Kaç ay yeni Anayasa tartışıldı. Sonuç: sıfıra sıfır elde var sıfır. Ne bir taslak çıktı ortaya ne de laf kalabalığından başka birşey.
301. madde konusundaki tartışmalardan artık zaten gına geldi. Duyan da 301. maddeyi başka birisi getirdi sanacak. Ne değiştirdiler, ne kaldırdılar. Bırakın değiştirmeyi, bir teklif bile getirmediler.
Bugünlerde türban ve başörtüsü konusu tartışılıyor. Sakın ha kimse sonuç alınacağını sanmasın. Tartışılacak, sonra kaynayıp gidecek. Daha önceki tecrübeler bunu gösteriyor. Oysa bu ülkenin türban ve başörtüsü sorunu yok. Özgürlük sorunu var.

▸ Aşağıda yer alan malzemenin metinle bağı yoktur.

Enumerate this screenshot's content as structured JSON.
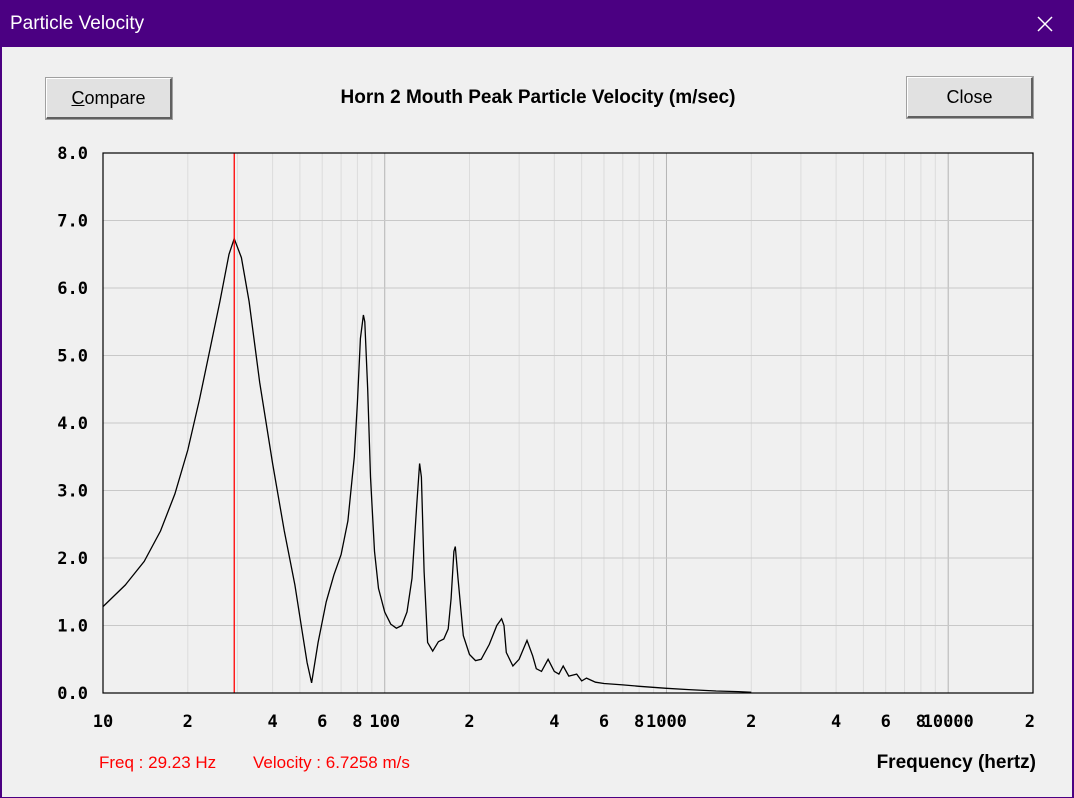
{
  "window": {
    "title": "Particle Velocity"
  },
  "buttons": {
    "compare_first": "C",
    "compare_rest": "ompare",
    "close": "Close"
  },
  "readout": {
    "freq": "Freq : 29.23 Hz",
    "velocity": "Velocity : 6.7258 m/s"
  },
  "colors": {
    "titlebar": "#4b0082",
    "cursor": "#ff0000",
    "curve": "#000000",
    "grid": "#c8c8c8"
  },
  "chart_data": {
    "type": "line",
    "title": "Horn 2 Mouth Peak Particle Velocity (m/sec)",
    "xlabel": "Frequency (hertz)",
    "ylabel": "",
    "xscale": "log",
    "xlim": [
      10,
      20000
    ],
    "ylim": [
      0,
      8
    ],
    "grid": true,
    "y_ticks": [
      "0.0",
      "1.0",
      "2.0",
      "3.0",
      "4.0",
      "5.0",
      "6.0",
      "7.0",
      "8.0"
    ],
    "x_tick_labels": [
      {
        "f": 10,
        "label": "10"
      },
      {
        "f": 20,
        "label": "2"
      },
      {
        "f": 40,
        "label": "4"
      },
      {
        "f": 60,
        "label": "6"
      },
      {
        "f": 80,
        "label": "8"
      },
      {
        "f": 100,
        "label": "100"
      },
      {
        "f": 200,
        "label": "2"
      },
      {
        "f": 400,
        "label": "4"
      },
      {
        "f": 600,
        "label": "6"
      },
      {
        "f": 800,
        "label": "8"
      },
      {
        "f": 1000,
        "label": "1000"
      },
      {
        "f": 2000,
        "label": "2"
      },
      {
        "f": 4000,
        "label": "4"
      },
      {
        "f": 6000,
        "label": "6"
      },
      {
        "f": 8000,
        "label": "8"
      },
      {
        "f": 10000,
        "label": "10000"
      },
      {
        "f": 20000,
        "label": "2"
      }
    ],
    "cursor_freq": 29.23,
    "series": [
      {
        "x": [
          10,
          12,
          14,
          16,
          18,
          20,
          22,
          24,
          26,
          28,
          29.23,
          31,
          33,
          36,
          40,
          44,
          48,
          51,
          53,
          55,
          58,
          62,
          66,
          70,
          74,
          78,
          80,
          82,
          84,
          85,
          87,
          89,
          92,
          95,
          100,
          105,
          110,
          115,
          120,
          125,
          130,
          133,
          135,
          138,
          142,
          148,
          155,
          162,
          168,
          172,
          176,
          178,
          182,
          190,
          200,
          210,
          220,
          235,
          250,
          260,
          265,
          270,
          285,
          300,
          320,
          335,
          345,
          360,
          380,
          400,
          415,
          430,
          450,
          480,
          500,
          520,
          560,
          600,
          700,
          800,
          1000,
          1200,
          1500,
          1800,
          2000
        ],
        "y": [
          1.28,
          1.6,
          1.95,
          2.4,
          2.95,
          3.6,
          4.35,
          5.1,
          5.8,
          6.5,
          6.73,
          6.45,
          5.8,
          4.6,
          3.4,
          2.4,
          1.6,
          0.9,
          0.45,
          0.15,
          0.75,
          1.35,
          1.75,
          2.05,
          2.55,
          3.5,
          4.3,
          5.25,
          5.6,
          5.5,
          4.5,
          3.2,
          2.1,
          1.55,
          1.2,
          1.02,
          0.96,
          1.0,
          1.2,
          1.7,
          2.8,
          3.4,
          3.2,
          1.8,
          0.75,
          0.62,
          0.76,
          0.8,
          0.95,
          1.4,
          2.1,
          2.17,
          1.7,
          0.85,
          0.57,
          0.48,
          0.5,
          0.72,
          1.0,
          1.1,
          1.0,
          0.6,
          0.4,
          0.5,
          0.78,
          0.55,
          0.36,
          0.32,
          0.5,
          0.32,
          0.28,
          0.4,
          0.25,
          0.28,
          0.18,
          0.22,
          0.16,
          0.14,
          0.12,
          0.1,
          0.07,
          0.05,
          0.03,
          0.02,
          0.01
        ]
      }
    ]
  }
}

Bu ülkede herkes özgürlükten korkuyor. Bu iktidar da öyle. 2005'ten bu yana ne ekonomi alanında ne özgürlükler alanında yeni hiç bir şey yapılmadı. Yapıldı diyen beri gelsin.
Daha öncekiler gibi bu iktidar da vatandaşından korkuyor. Bir yandan RTÜK vatandaşın ne izlemesi gerektiğini belirliyor, ekranlara çeki düzen veriyor. Bir yandan devlet vatandaşın hangi sitelere girip girmeyeceğine karar veriyor. Ayda bir YouTube'a yasak geliyor. Diğer yandan bir profesör konuştuğu için hapis cezasına çarptırılıyor. Temelde marketlerin ne zaman indirim yapacağına devletin karar vermesi ile türban yasağının hiç bir farkı yok. Bu hükümet vatandaşın ahlak bekçisiyim rolüne soyunuyorsa birilerinin de ben de laikliğin bekçisiyim diye ortaya çıkmasına şaşırmamalı.
(Yazı çok uzadı, başlığın işaret ettiği konuya daha sonra gireceğim.)
1 Yorum Var.:
güzel özetlemişsiniz barış bey, fakat daha vahim olan şuki tüm bunlara rağmen önümüzdeki seçimlerde yine oyumuzu akp'ye vereceğiz gibi görünüyor çünkü alternatifi yok.